We are fast forgetting who we are; that we are a giving people and we take care of one another — first as family (extended family included) and as the community.
Professor Mandivamba Rukuni in his book Afrikan Pathways to Success gives a beautiful example of what I am trying to put across when he describes how back in the old days, an orphan was taken care of by family and community to such extents that even an outsider could not tell the difference between the orphan and the child still with both parents alive.
This is one of the reasons we did not have such things like street children because we took care of our own.
The orphan was everyone’s child.
Tsitsi Dangarembga’s 1996 movie, Everyone’s Child, is also another good example as it shows us a community that had but lost its ways and is only reminded after a tragic event in which an orphan within their parish dies because of negligence.
It is sad that they learn their lesson after the death of a child, but when looking at the bigger picture, one can conclude that at least they noticed their mistake and sought to correct it by making themselves more accessible to the remaining orphans.
In some parts of the country, for instance, in Mutoko, it’s not a rare sight for a stranger to pick up ipwa/imfe (sweet cane) from another man’s field without asking.
I also recall another time back in the 1980s being told to eat the cucumbers further up the field and to leave those at the bottom for passersby.
But these memories are becoming vague now, and if we do not write them down or teach them to our children in a bid to preserve such principles, then we are going to become a people without character or moral fibre, without a backbone so to speak, in other words ‘vanhu vasina hunhu’.

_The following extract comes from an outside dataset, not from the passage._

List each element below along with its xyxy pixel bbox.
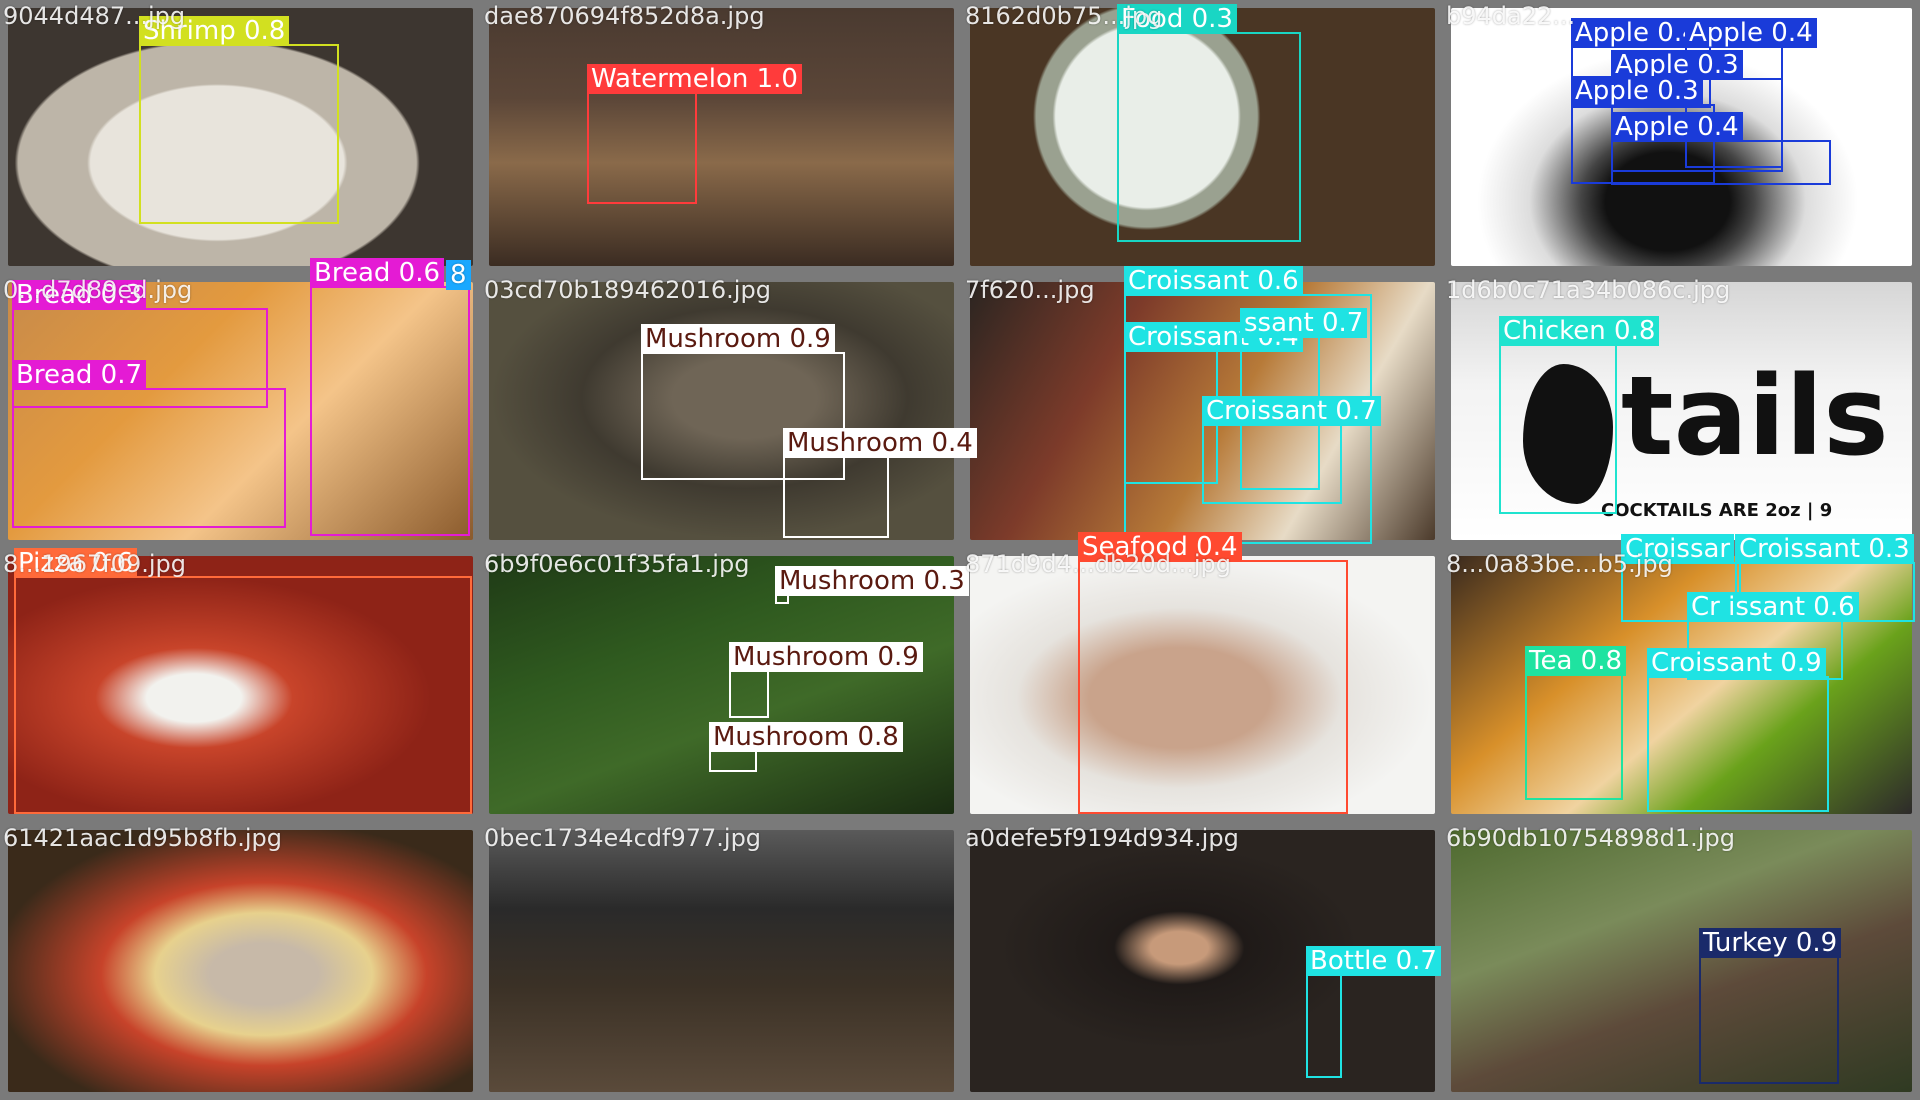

According to poet and author Tinashe Muchuri, a person without hunhu can be described as a person without morals, a mischief-maker (nhubu) who has no respect for his/her elders.
University of Zimbabwe lecturer and author, Memory Chirere describes hunhu as: “Maitiro nemafungiro nemagariro ari maererano nezvinotendedzwa nedzidziso yevanhu vedu.”
The examples of hunhu/ubuntu I have given above are but part of a philosophy that makes up who we are as a people and Africans.
A philosophy can also be described as a viewpoint, attitude, way of life, beliefs, which ultimately help shape and build one’s mindset and way he/she carries himself/herself in public and away from the public.
If inculcated in our children at an early stage, then, and only then, do we stand a chance of reversing the disaster and corruption of the mind caused by Western and American influence through television, money and social media.
The new Zimbabwe Curriculum for Primary and Secondary education 2015 – 2022 is not being backward by insisting we revisit these principles.
If we truly want to live together in harmony again, then the future lies in our children and some of us who still value the hunhu/ubuntu philosophy.
Being a Christian, Muslim, Bhudhist or whatever religion one belongs to does not exempt one from this philosophy, rather it actually helps people of different walks of life to live together as one despite their religious backgrounds.
Above all, it gives one identity and a sense of belonging which is exactly what we need at this moment to restore that pride of being Zimbabwean in the face of so many adversities and mind colonisation.